LONDON – The Kenyan athletics team at the London Olympics is the best ever and can win 12 golds and 36 medals in all over the next two weeks, coach Julius Kirwa said on Wednesday.

The East African nation enjoyed their best showing at an Olympics four years ago in Beijing with all of their 16 medals coming on the track, but only six of them were gold.

The last nation to win 12 or more golds in the track and field competition at an Olympics was the United States, who won 13 on home soil at the 1996 Atlanta Games.

“We are ready for this Olympics and we are going for a record medal haul. I have the best team ever in Kenya’s Olympics history,” Kirwa told Reuters.

“That is what we are looking at. At least 12 gold medals, including the elusive 10,000m men’s title. As for the overall medal tally, you can multiply that by three,” Kirwa boasted as his charges took light training inside a leisure park in East London.

Kenya have not won the men’s 10,000m since the Mexico Olympics in 1968 and world bronze medallist Moses Masai and world leader Wilson Kiprop are their best hopes of upsetting Ethiopia’s Kenenisa Bekele’s bid for a third straight gold.

Kirwa was no less confident that his team captain, world 800m champion David Rudisha, would better his own world record at the Games.

There are strong Kenyan gold medal hopes in most of the other middle and long distance events, not least Vivian Cheruiyot who will be bidding to match the 5,000-10,000m double she achieved at last year’s world championships.

The coach said training back in Kenya had been better preparation for the Games than had they succumbed to demands by officials to go to Bristol for a pre-Olympic camp.

“Even right now, we have some of our athletes training in Kenya.

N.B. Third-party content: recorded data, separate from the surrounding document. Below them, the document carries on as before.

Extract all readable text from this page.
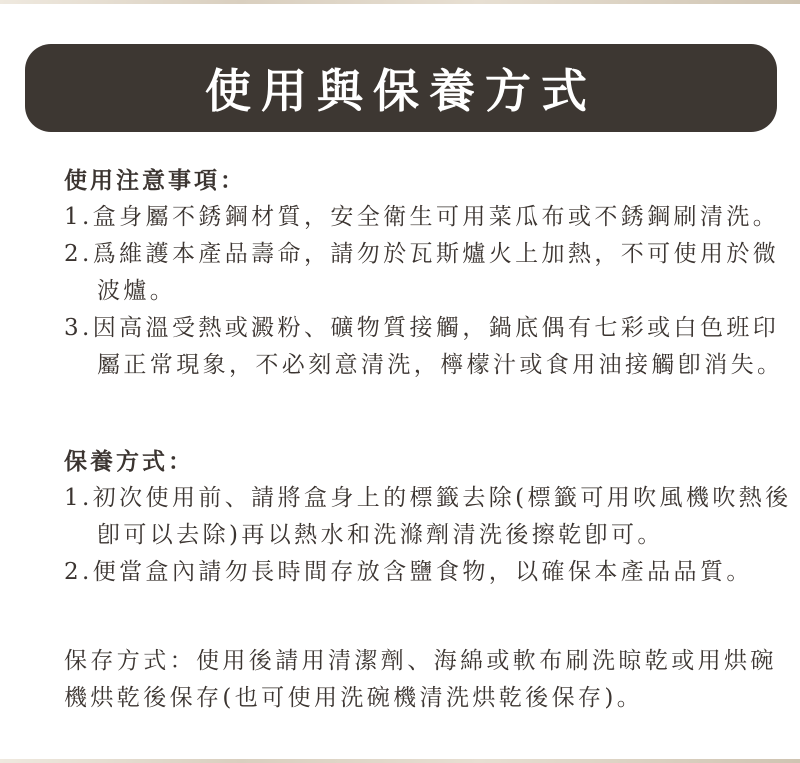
使用與保養方式
使用注意事項：
1.盒身屬不銹鋼材質，安全衛生可用菜瓜布或不銹鋼刷清洗。
2.爲維護本產品壽命，請勿於瓦斯爐火上加熱，不可使用於微
波爐。
3.因高溫受熱或澱粉、礦物質接觸，鍋底偶有七彩或白色班印
屬正常現象，不必刻意清洗，檸檬汁或食用油接觸卽消失。
保養方式：
1.初次使用前、請將盒身上的標籤去除(標籤可用吹風機吹熱後
卽可以去除)再以熱水和洗滌劑清洗後擦乾卽可。
2.便當盒內請勿長時間存放含鹽食物，以確保本產品品質。
保存方式：使用後請用清潔劑、海綿或軟布刷洗晾乾或用烘碗
機烘乾後保存(也可使用洗碗機清洗烘乾後保存)。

They will come after a week when they are fully fit for the Games,” he said.

Six male athletes, three marathon runners training at altitude and three 5,000m runners preparing in Nairobi, remain in Kenya.

The athletics programme starts on Friday at the Olympic Stadium and ends on August 12 with the men’s marathon, in which Kenya’s London marathon champion William Kipsang is one of the favourites for gold.